For anyone to recognize, much less verbalize, any falsehood or contradiction in the party line is considered blasphemy and an offence against the state.
Doublethink is:
To know and not to know, to be conscious of complete truthfulness while telling carefully constructed lies, to hold simultaneously two opinions which cancelled out, knowing them to be contradictory and believing in both of them, to use logic against logic, to repudiate morality while laying claim to it, to believe that democracy was impossible and that the Party was the guardian of democracy, to forget whatever it was necessary to forget, then to draw it back into memory again at the moment when it was needed, and then promptly to forget it again, and above all, to apply the same process to the process itself—that was the ultimate subtlety: consciously to induce unconsciousness, and then, once again, to become unconscious of the act of hypnosis you had just performed.
1984, meet 2025:
🔹Surrendering Ukrainian citizens, cities and homes to an aggressor state is peace.
🔹Canada is the United States’ 51st state and Prime Minister Trudeau is Governor Trudeau.
🔹Canada is not a real country and its borders are not real borders.
🔹Buying goods from a trading partner is a subsidy.
🔹Suppressing hate speech is censorship.
🔹The Gulf of Mexico is the Gulf of America.
Who else thinks “Truth Social” is positively Orwellian a name?
In her New York Times article “‘You Can’t Pin Him Down’ Trump’s Contradictions Are His Ultimate Cover” (The New York Times, March 8, 2025), Erica Green reflects on the implications of Donald Trump’s tortured relationship with the truth:
President Trump’s shifting positions and outright lies have presented the American public with dueling narratives at every turn. […]
Since storming back into office, Mr. Trump has used a dizzying rhetorical tactic of shifting positions like quicksand, muddying his messages and contradicting himself, sometimes in the same day. The inconsistencies have presented the American public with dueling narratives at every turn, allowing people to pick and choose what they want to believe about the president’s intentions.
Mr. Trump has long dealt in distortions and lies, including in his first term. But as he executes a much more aggressive agenda at home and abroad, his contradictions have become more brazen and more pronounced. […]

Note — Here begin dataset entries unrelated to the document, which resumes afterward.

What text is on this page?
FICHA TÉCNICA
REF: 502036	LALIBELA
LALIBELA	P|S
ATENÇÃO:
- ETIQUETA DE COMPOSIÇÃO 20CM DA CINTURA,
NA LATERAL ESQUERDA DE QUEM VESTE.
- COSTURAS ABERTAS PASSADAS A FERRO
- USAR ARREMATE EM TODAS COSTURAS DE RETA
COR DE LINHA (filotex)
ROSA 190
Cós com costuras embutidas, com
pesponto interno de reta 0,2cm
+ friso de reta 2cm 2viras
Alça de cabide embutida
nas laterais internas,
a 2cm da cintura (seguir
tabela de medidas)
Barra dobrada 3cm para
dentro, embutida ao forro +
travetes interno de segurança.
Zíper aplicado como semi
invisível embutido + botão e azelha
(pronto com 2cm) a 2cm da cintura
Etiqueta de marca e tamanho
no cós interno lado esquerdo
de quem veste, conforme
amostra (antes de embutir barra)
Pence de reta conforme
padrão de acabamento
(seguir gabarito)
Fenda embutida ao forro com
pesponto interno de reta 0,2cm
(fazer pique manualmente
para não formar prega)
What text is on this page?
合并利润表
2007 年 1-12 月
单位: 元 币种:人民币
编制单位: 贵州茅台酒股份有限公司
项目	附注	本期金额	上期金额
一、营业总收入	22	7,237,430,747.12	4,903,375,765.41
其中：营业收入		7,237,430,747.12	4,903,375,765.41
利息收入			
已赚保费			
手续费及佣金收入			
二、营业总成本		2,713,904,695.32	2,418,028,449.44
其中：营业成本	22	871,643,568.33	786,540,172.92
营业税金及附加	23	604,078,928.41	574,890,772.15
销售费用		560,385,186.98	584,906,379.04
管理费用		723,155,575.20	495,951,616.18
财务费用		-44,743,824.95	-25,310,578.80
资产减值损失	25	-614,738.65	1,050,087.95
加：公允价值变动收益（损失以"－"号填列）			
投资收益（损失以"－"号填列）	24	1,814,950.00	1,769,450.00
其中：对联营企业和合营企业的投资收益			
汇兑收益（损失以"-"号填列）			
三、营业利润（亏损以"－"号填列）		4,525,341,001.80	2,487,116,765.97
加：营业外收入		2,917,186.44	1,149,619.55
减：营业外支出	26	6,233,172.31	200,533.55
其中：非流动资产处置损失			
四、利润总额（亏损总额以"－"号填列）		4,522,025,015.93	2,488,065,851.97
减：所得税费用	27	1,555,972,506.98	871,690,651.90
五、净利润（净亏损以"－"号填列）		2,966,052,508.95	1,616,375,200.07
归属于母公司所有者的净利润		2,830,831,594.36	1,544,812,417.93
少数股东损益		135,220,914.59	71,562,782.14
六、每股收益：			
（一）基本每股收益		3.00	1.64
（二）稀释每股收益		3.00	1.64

Mr. Trump has boasted about his meandering speaking style, which he calls the “weave,” and he often muses about things — like whether he should be granted a constitutionally prohibited third term — with a wink and a nod.
But experts say the dissonance can become dangerous.
“Once you undermine consistency, the shared sense of reality, you’re undermining the basis of democracy,” said Jason Stanley, a Yale professor who has written books about propaganda and the erasure of history. “If there’s no shared sense of reality, we can’t collectively make decisions. So the only decision maker will be the disrupter in chief.”
Mr. Stanley said Mr. Trump’s contradictions boil down to a simple truth.
“If you’re constantly contradicting yourself,” he said, “you’re constantly lying.”
Truth is not relative.
Let’s decry propaganda and disinformation when we see it.